Mengapa demikian? Pasalnya, berbagai tumbuhan untuk biopestisida atau rawun
pare orang Baduy dikenal secara ilmiah (etik) termasuk kategori tumbuhan
pengusir hama (repellent).
Kehidupan
mereka yang sederhana membuat mereka tidak terlalu mementingkan harta, yang
penting uang yang mereka miliki cukup untuk makan dan kebutuhuan penting
lainya. Sebuah nilai kearifan lokal yang sekarang ini jarang bisa ditemui lagi
mengingat sekarang ini banyak masyarakat yang menganggap bahwa uang adalah
segalanya dan uang adalah raja yang harus mereka cari dan kumpulkan sebanyak-banyaknya
untuk keberlangsungan hidup mereka.
Pelaksana
sehari-hari pemerintahan adat kapu’unan (kepu’unan) dilaksanakan oleh jaro,
yang dibagi ke dalam empat jabatan, yaitu jaro tangtu, jaro dangka, jaro
tanggungan, dan jaro pamarentah. Jaro tangtu bertanggung jawab pada pelaksanaan
hukum adat pada warga tangtu dan berbagai macam urusan lainnya. Jaro dangka
bertugas menjaga, mengurus, dan memelihara tanah titipan leluhur yang ada di
dalam dan di luar Kanekes. Jaro dangka berjumlah sembilan orang, yang apabila
ditambah dengan 3 orang jaro tangtu disebut sebagai jaro dua belas. Pimpinan
dari jaro duabelas ini disebut sebagai jaro tanggungan.
Adapun
jaro pamarentah secara adat bertugas sebagai penghubung antara masyarakat adat
Kanekes dengan pemerintah nasional, yang dalam tugasnya dibantu oleh pangiwa,
carik, dan kokolot lembur atau tetua kampung. Prinsip kearifan yang dipatuhi
secara turun temurun oleh masyarakat Baduy ini membuat mereka tampil sebagai
sebuah masyarakat yang mandiri, baik secara sosial maupun secara ekonomi.

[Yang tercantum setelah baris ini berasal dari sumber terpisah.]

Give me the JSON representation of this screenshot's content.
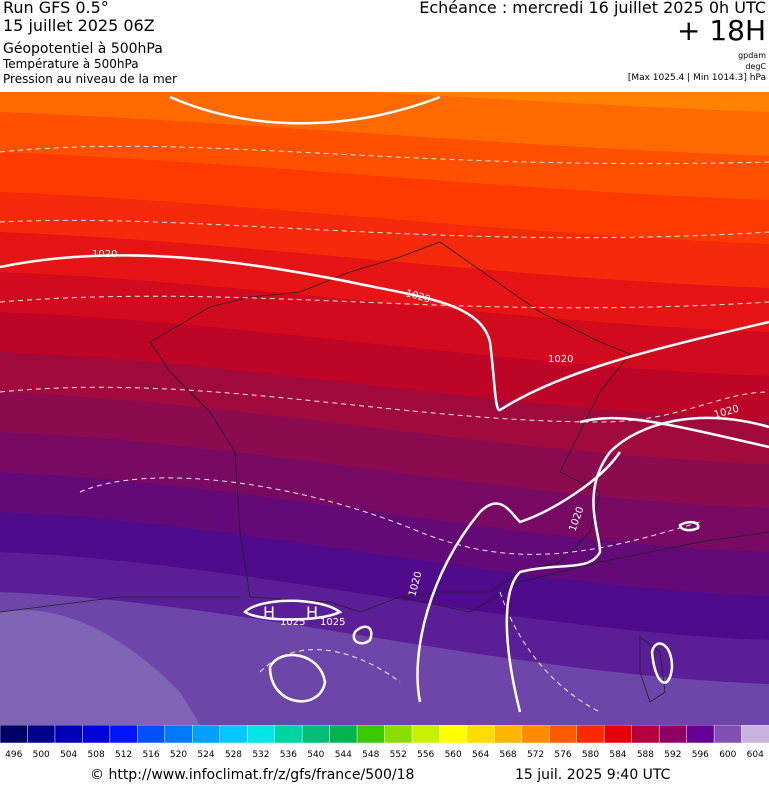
{
  "header": {
    "run": "Run GFS 0.5°",
    "run_date": "15 juillet 2025 06Z",
    "field_1": "Géopotentiel à 500hPa",
    "field_2": "Température à 500hPa",
    "field_3": "Pression au niveau de la mer",
    "forecast": "Echéance : mercredi 16 juillet 2025 0h UTC",
    "lead": "+ 18H",
    "unit_1": "gpdam",
    "unit_2": "degC",
    "range": "[Max 1025.4 | Min 1014.3] hPa"
  },
  "map": {
    "isobar_labels": [
      "1020",
      "1020",
      "1020",
      "1020",
      "1020",
      "1020",
      "1025",
      "1025"
    ],
    "highs": [
      "H",
      "H"
    ]
  },
  "colorbar": {
    "ticks": [
      496,
      500,
      504,
      508,
      512,
      516,
      520,
      524,
      528,
      532,
      536,
      540,
      544,
      548,
      552,
      556,
      560,
      564,
      568,
      572,
      576,
      580,
      584,
      588,
      592,
      596,
      600,
      604
    ],
    "colors": [
      "#000064",
      "#00008c",
      "#0000b4",
      "#0000dc",
      "#0014ff",
      "#0050ff",
      "#0078ff",
      "#00a0ff",
      "#00c8ff",
      "#00e6e6",
      "#00d2a0",
      "#00be78",
      "#00b450",
      "#3cc800",
      "#8cdc00",
      "#c8f000",
      "#ffff00",
      "#ffdc00",
      "#ffb400",
      "#ff8c00",
      "#ff5a00",
      "#ff2800",
      "#e6000a",
      "#b4003c",
      "#8c0064",
      "#640096",
      "#8250b4",
      "#c8b4dc"
    ]
  },
  "footer": {
    "source": "© http://www.infoclimat.fr/z/gfs/france/500/18",
    "timestamp": "15 juil. 2025  9:40 UTC"
  }
}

Karena itu, ketika badai krisis keuangan global melanda dunia, dan merontokkan
pertahanan ekonomi kita di awal tahun milennium ini, suku Baduy terbebas dari
kesulitan itu. Hal itu berkat kemandirian mereka yang diterapkan dalam prinsip
hidup sehari-hari.
Masyarakat
Baduy sangat percaya bahwa segala sesuatu di alam ini telah diciptakan oleh
Sang Maha Pencipta. Oleh karenanya, sebagai manusia yang juga diciptakan,
manusia tidak memiliki kepatutan untuk merusak seperti memotong atau menyambung.
Konsep hidup yang diserahkan pada gagasan natural ini jelas memperkuat
masyarakat Baduy secara umum bahwa mereka dilahirkan untuk menjaga stabilitas
alam agar tetap seimbang.
Kesederhanaan
hidup ini adalah cara mereka untuk “bersatu” dengan alam. Pikukuh yang menjadi
pegangan hidup mereka dianggap sebagai harga mati dan tak boleh diubah.